Men kan zichzelf nog zo verachten, men moet het toch met zichzelf doen. Volledige zelfkennis in christelijke zin moet mogelijk zijn, zonder dat er een minderwaardigheidsgevoel tegenover mensen uit ontstaat.
Vanmorgen door de radio sprak een pater over de storm op het meer van Gennesareth. Er ontstonden daar grote temperatuurverschillen en daardoor geweldige winden, die het water bijna tot de bodem beroerden. De discipelen voeren in de voornacht uit, op Jezus' woord, ofschoon ze het gevaar konden vermoeden. Maar toen de storm werkelijkheid werd en Jezus sliep, werden ze bang. Deze, half gehoorde toespraak - we liepen de kamer in en uit - had voor mij twee buitengewoon aantrekkelijke aspecten. Het eerste was een esthetisch aspect. Ik zag een maximum aan beweging en beroering in een betrekkelijk kleine en besloten omgeving. Het gehoorde styleerde zichzelf bijna tot een kunstvoorwerp. Een geweldig golfdal, bijna tot de bodem van de zee en het schip omhooggeslingerd op de top van een golf. Maar dit alles als het ware in een lijst. Het meer van Gennesareth.

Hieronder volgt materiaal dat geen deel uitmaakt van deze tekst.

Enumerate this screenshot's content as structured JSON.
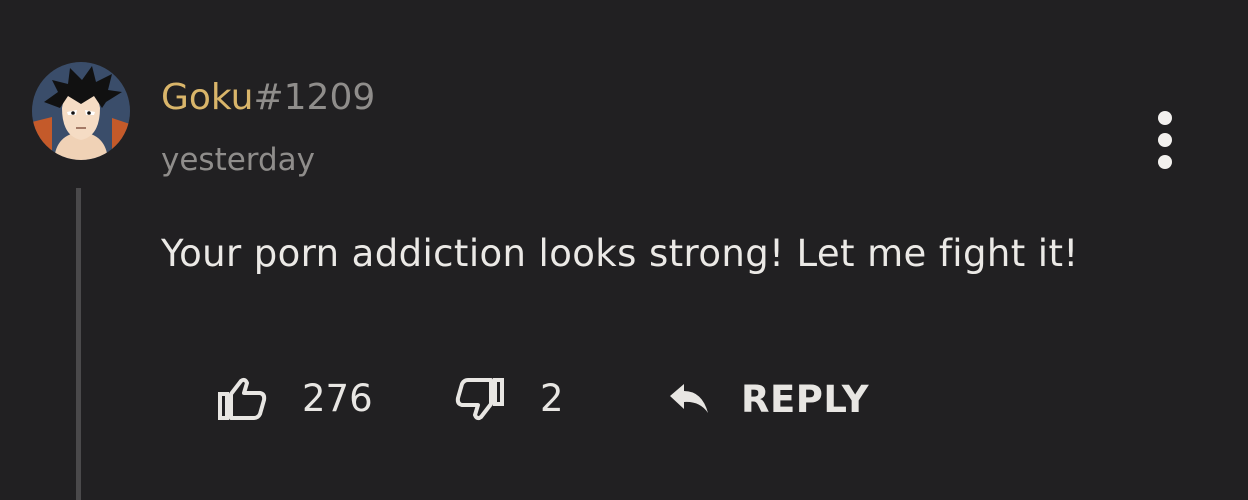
{
  "comment": {
    "author": {
      "username": "Goku",
      "discriminator": "#1209",
      "avatar_icon": "goku-avatar-icon"
    },
    "timestamp": "yesterday",
    "text": "Your porn addiction looks strong! Let me fight it!",
    "likes": "276",
    "dislikes": "2",
    "reply_label": "REPLY"
  },
  "icons": {
    "like": "thumbs-up-icon",
    "dislike": "thumbs-down-icon",
    "reply": "reply-arrow-icon",
    "more": "more-vertical-icon"
  },
  "colors": {
    "background": "#212022",
    "username": "#d9b56a",
    "muted": "#8f8d8b",
    "text": "#e8e6e3",
    "thread_line": "#4a494b"
  }
}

Het tweede was een godsdienstig aspect. Jezus sliep vast, met het hoofd op een kussen, in het schip. Hij is het Woord, door wie alles geschapen is. Bij Hem is men veilig aan het hart der dingen, veilig aan het hart der natuur, omdat men veilig is aan Jezus' hart.
Maar evenmin als het mogelijk is precies aan te geven waar de ziel begint en het lichaam eindigt, evenmin kan men zeggen dat het esthetisch aspect precies hiér, of dáár, overgaat in het religieuze aspect. Hoogste rust in de geweldigste beroering doet zich bij beide aspecten aan ons voor.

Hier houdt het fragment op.